= Scots Bay, Nova Scotia =

Community in Nova Scotia, Canada

Scots Bay, also spelled "Scott's Bay" and "Scotts Bay," is a community in the Canadian province of Nova Scotia, located in Kings County.

==Name Origin==
The debate on how to spell the name of this seaside village is as old as the community; a mysterious folklore to some. Settled in 1764, two stories emerged about the name, neither confirmed by first-hand records. Both agree that, prior to 1763, a ship ran aground and that the passengers overwintered with the aid of the local Mi'Kmaq people. Recent research has suggested that the Scottish "settlers" were James Yuill and his son, natives of Glasgow, who were stranded in a winter storm while ferrying supplies to the struggling new settlement of Onslow. Another story purports that the area was named after Captain Scott, which has evidence that includes the records of a Captain Scott in the area at the time, that the original postmaster records indicate the area was named after Captain Scott, and the majority of deep-rooted residents support this spelling as indicated in a petition from August 5, 2003, sent to the Member of the Legislative Assembly, Burt Greene, at the time from members of the community which demonstrated 80% of voters supported "Scott's" as the correct spelling. The History of Kings County, attributes the name to a story of an ill-fated ship that carried Scottish settlers to the Advocate and Cape D'Or region. There were Scottish settlers in Advocate and Cape D'Or at the time. The sign for the community entrance clearly indicates it is "Scotts Bay". Overall, the given name of this small seaside village is further confused as the Provincial signs state a combination of "Scott's Bay," "Scotts Bay," and "Scots Bay" and online maps all indicate "Scots Bay." Ed Coleman, a popular local historian, concluded the name must be Scots Bay.

==History==
Areas, such as Clam Cove and Davison Cove have been explored by archaeologists due to evidence of ancient Mi'Kmaq arrow head manufacturing sites. Many residents report finding arrowheads in their gardens.

The first European settlers worked mainly in the fishing, farming, logging and shipbuilding industries. An archaeological survey in 2004 documented 14 mills and three shipyards that operated at Scots Bay. At least 26 sailing vessels were produced at Scots Bay including 15 large square rigged ocean-going merchant ships. The last schooner to be built in the community was the three masted schooner Huntley in 1918. Farming, fishing, and logging are still active industries in Scott's/Scots Bay, with the addition of tourism.

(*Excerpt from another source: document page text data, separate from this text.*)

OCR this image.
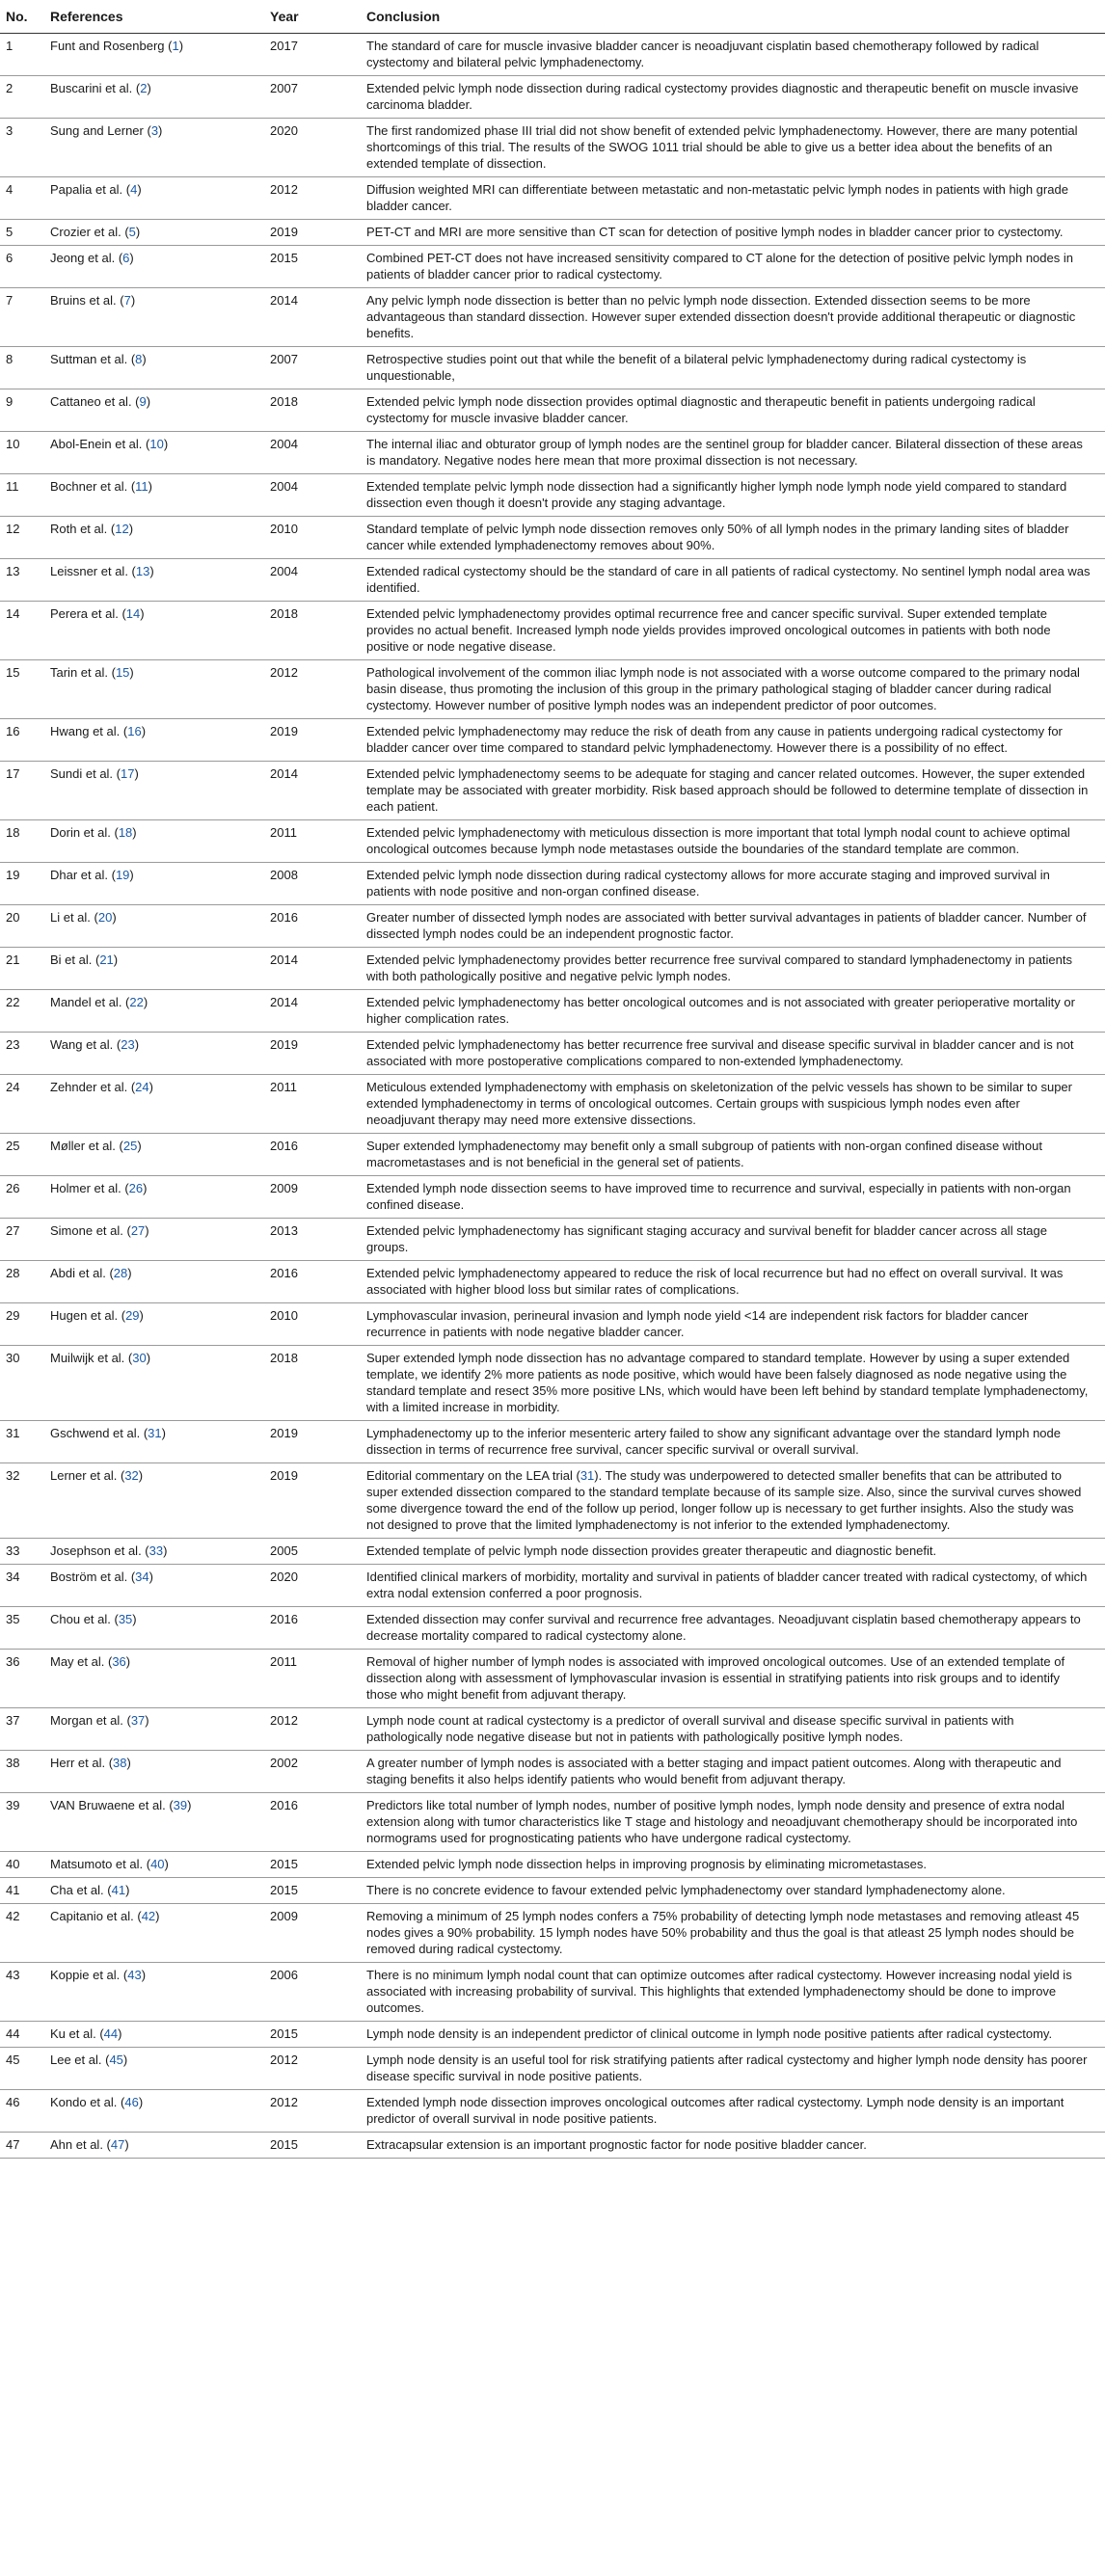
No.	References	Year	Conclusion
1	Funt and Rosenberg (1)	2017	The standard of care for muscle invasive bladder cancer is neoadjuvant cisplatin based chemotherapy followed by radical cystectomy and bilateral pelvic lymphadenectomy.
2	Buscarini et al. (2)	2007	Extended pelvic lymph node dissection during radical cystectomy provides diagnostic and therapeutic benefit on muscle invasive carcinoma bladder.
3	Sung and Lerner (3)	2020	The first randomized phase III trial did not show benefit of extended pelvic lymphadenectomy. However, there are many potential shortcomings of this trial. The results of the SWOG 1011 trial should be able to give us a better idea about the benefits of an extended template of dissection.
4	Papalia et al. (4)	2012	Diffusion weighted MRI can differentiate between metastatic and non-metastatic pelvic lymph nodes in patients with high grade bladder cancer.
5	Crozier et al. (5)	2019	PET-CT and MRI are more sensitive than CT scan for detection of positive lymph nodes in bladder cancer prior to cystectomy.
6	Jeong et al. (6)	2015	Combined PET-CT does not have increased sensitivity compared to CT alone for the detection of positive pelvic lymph nodes in patients of bladder cancer prior to radical cystectomy.
7	Bruins et al. (7)	2014	Any pelvic lymph node dissection is better than no pelvic lymph node dissection. Extended dissection seems to be more advantageous than standard dissection. However super extended dissection doesn't provide additional therapeutic or diagnostic benefits.
8	Suttman et al. (8)	2007	Retrospective studies point out that while the benefit of a bilateral pelvic lymphadenectomy during radical cystectomy is unquestionable,
9	Cattaneo et al. (9)	2018	Extended pelvic lymph node dissection provides optimal diagnostic and therapeutic benefit in patients undergoing radical cystectomy for muscle invasive bladder cancer.
10	Abol-Enein et al. (10)	2004	The internal iliac and obturator group of lymph nodes are the sentinel group for bladder cancer. Bilateral dissection of these areas is mandatory. Negative nodes here mean that more proximal dissection is not necessary.
11	Bochner et al. (11)	2004	Extended template pelvic lymph node dissection had a significantly higher lymph node lymph node yield compared to standard dissection even though it doesn't provide any staging advantage.
12	Roth et al. (12)	2010	Standard template of pelvic lymph node dissection removes only 50% of all lymph nodes in the primary landing sites of bladder cancer while extended lymphadenectomy removes about 90%.
13	Leissner et al. (13)	2004	Extended radical cystectomy should be the standard of care in all patients of radical cystectomy. No sentinel lymph nodal area was identified.
14	Perera et al. (14)	2018	Extended pelvic lymphadenectomy provides optimal recurrence free and cancer specific survival. Super extended template provides no actual benefit. Increased lymph node yields provides improved oncological outcomes in patients with both node positive or node negative disease.
15	Tarin et al. (15)	2012	Pathological involvement of the common iliac lymph node is not associated with a worse outcome compared to the primary nodal basin disease, thus promoting the inclusion of this group in the primary pathological staging of bladder cancer during radical cystectomy. However number of positive lymph nodes was an independent predictor of poor outcomes.
16	Hwang et al. (16)	2019	Extended pelvic lymphadenectomy may reduce the risk of death from any cause in patients undergoing radical cystectomy for bladder cancer over time compared to standard pelvic lymphadenectomy. However there is a possibility of no effect.
17	Sundi et al. (17)	2014	Extended pelvic lymphadenectomy seems to be adequate for staging and cancer related outcomes. However, the super extended template may be associated with greater morbidity. Risk based approach should be followed to determine template of dissection in each patient.
18	Dorin et al. (18)	2011	Extended pelvic lymphadenectomy with meticulous dissection is more important that total lymph nodal count to achieve optimal oncological outcomes because lymph node metastases outside the boundaries of the standard template are common.
19	Dhar et al. (19)	2008	Extended pelvic lymph node dissection during radical cystectomy allows for more accurate staging and improved survival in patients with node positive and non-organ confined disease.
20	Li et al. (20)	2016	Greater number of dissected lymph nodes are associated with better survival advantages in patients of bladder cancer. Number of dissected lymph nodes could be an independent prognostic factor.
21	Bi et al. (21)	2014	Extended pelvic lymphadenectomy provides better recurrence free survival compared to standard lymphadenectomy in patients with both pathologically positive and negative pelvic lymph nodes.
22	Mandel et al. (22)	2014	Extended pelvic lymphadenectomy has better oncological outcomes and is not associated with greater perioperative mortality or higher complication rates.
23	Wang et al. (23)	2019	Extended pelvic lymphadenectomy has better recurrence free survival and disease specific survival in bladder cancer and is not associated with more postoperative complications compared to non-extended lymphadenectomy.
24	Zehnder et al. (24)	2011	Meticulous extended lymphadenectomy with emphasis on skeletonization of the pelvic vessels has shown to be similar to super extended lymphadenectomy in terms of oncological outcomes. Certain groups with suspicious lymph nodes even after neoadjuvant therapy may need more extensive dissections.
25	Møller et al. (25)	2016	Super extended lymphadenectomy may benefit only a small subgroup of patients with non-organ confined disease without macrometastases and is not beneficial in the general set of patients.
26	Holmer et al. (26)	2009	Extended lymph node dissection seems to have improved time to recurrence and survival, especially in patients with non-organ confined disease.
27	Simone et al. (27)	2013	Extended pelvic lymphadenectomy has significant staging accuracy and survival benefit for bladder cancer across all stage groups.
28	Abdi et al. (28)	2016	Extended pelvic lymphadenectomy appeared to reduce the risk of local recurrence but had no effect on overall survival. It was associated with higher blood loss but similar rates of complications.
29	Hugen et al. (29)	2010	Lymphovascular invasion, perineural invasion and lymph node yield <14 are independent risk factors for bladder cancer recurrence in patients with node negative bladder cancer.
30	Muilwijk et al. (30)	2018	Super extended lymph node dissection has no advantage compared to standard template. However by using a super extended template, we identify 2% more patients as node positive, which would have been falsely diagnosed as node negative using the standard template and resect 35% more positive LNs, which would have been left behind by standard template lymphadenectomy, with a limited increase in morbidity.
31	Gschwend et al. (31)	2019	Lymphadenectomy up to the inferior mesenteric artery failed to show any significant advantage over the standard lymph node dissection in terms of recurrence free survival, cancer specific survival or overall survival.
32	Lerner et al. (32)	2019	Editorial commentary on the LEA trial (31). The study was underpowered to detected smaller benefits that can be attributed to super extended dissection compared to the standard template because of its sample size. Also, since the survival curves showed some divergence toward the end of the follow up period, longer follow up is necessary to get further insights. Also the study was not designed to prove that the limited lymphadenectomy is not inferior to the extended lymphadenectomy.
33	Josephson et al. (33)	2005	Extended template of pelvic lymph node dissection provides greater therapeutic and diagnostic benefit.
34	Boström et al. (34)	2020	Identified clinical markers of morbidity, mortality and survival in patients of bladder cancer treated with radical cystectomy, of which extra nodal extension conferred a poor prognosis.
35	Chou et al. (35)	2016	Extended dissection may confer survival and recurrence free advantages. Neoadjuvant cisplatin based chemotherapy appears to decrease mortality compared to radical cystectomy alone.
36	May et al. (36)	2011	Removal of higher number of lymph nodes is associated with improved oncological outcomes. Use of an extended template of dissection along with assessment of lymphovascular invasion is essential in stratifying patients into risk groups and to identify those who might benefit from adjuvant therapy.
37	Morgan et al. (37)	2012	Lymph node count at radical cystectomy is a predictor of overall survival and disease specific survival in patients with pathologically node negative disease but not in patients with pathologically positive lymph nodes.
38	Herr et al. (38)	2002	A greater number of lymph nodes is associated with a better staging and impact patient outcomes. Along with therapeutic and staging benefits it also helps identify patients who would benefit from adjuvant therapy.
39	VAN Bruwaene et al. (39)	2016	Predictors like total number of lymph nodes, number of positive lymph nodes, lymph node density and presence of extra nodal extension along with tumor characteristics like T stage and histology and neoadjuvant chemotherapy should be incorporated into normograms used for prognosticating patients who have undergone radical cystectomy.
40	Matsumoto et al. (40)	2015	Extended pelvic lymph node dissection helps in improving prognosis by eliminating micrometastases.
41	Cha et al. (41)	2015	There is no concrete evidence to favour extended pelvic lymphadenectomy over standard lymphadenectomy alone.
42	Capitanio et al. (42)	2009	Removing a minimum of 25 lymph nodes confers a 75% probability of detecting lymph node metastases and removing atleast 45 nodes gives a 90% probability. 15 lymph nodes have 50% probability and thus the goal is that atleast 25 lymph nodes should be removed during radical cystectomy.
43	Koppie et al. (43)	2006	There is no minimum lymph nodal count that can optimize outcomes after radical cystectomy. However increasing nodal yield is associated with increasing probability of survival. This highlights that extended lymphadenectomy should be done to improve outcomes.
44	Ku et al. (44)	2015	Lymph node density is an independent predictor of clinical outcome in lymph node positive patients after radical cystectomy.
45	Lee et al. (45)	2012	Lymph node density is an useful tool for risk stratifying patients after radical cystectomy and higher lymph node density has poorer disease specific survival in node positive patients.
46	Kondo et al. (46)	2012	Extended lymph node dissection improves oncological outcomes after radical cystectomy. Lymph node density is an important predictor of overall survival in node positive patients.
47	Ahn et al. (47)	2015	Extracapsular extension is an important prognostic factor for node positive bladder cancer.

Scott's/Scots Bay has become the center of local controversy in late 2013, when it was announced that an American company called Halcyon proposed to build a large-scale tidal power barrage from Cape Split to Baxter's Harbour. As early as 1916, companies have been documenting interest in harnessing the powerful forces of the tides at Scott's/Scots Bay.

The bestselling historical novel The Birth House by Ami McKay is set in this community, where McKay and her family currently reside.

==Environment==
Scott's/Scots Bay is home to Cape Split, a renowned hiking trail, cliffs, and Provincial Nature Preserve. Some of the world's highest tides, with a tidal difference of up to 44 feet, occur there. This is due to being directly connected to the Bay of Fundy. There are several species of protected and endangered species of plants and animals in the village and surrounding areas. The list includes several endangered varieties of bats, the Barn Swallow, the Canada Warbler, the Ram's Head Lady Slipper, and more. Other notable local wildlife include; Canada geese, loons, coyotes, white tail deer, and bald eagles. Black bear sightings are extremely rare and tend to occur on the southern slope of the Scott's Bay crescent.

The beach and cliff sides are known for semi-precious gemstones, primarily varieties of agate, quartz, and amethyst. These stones can be found lying on the surface of the pebble beach. Rock collectors, hikers and climbers make up a significant portion of the area's annual tourism, estimated at total of 40,000 visitors per year.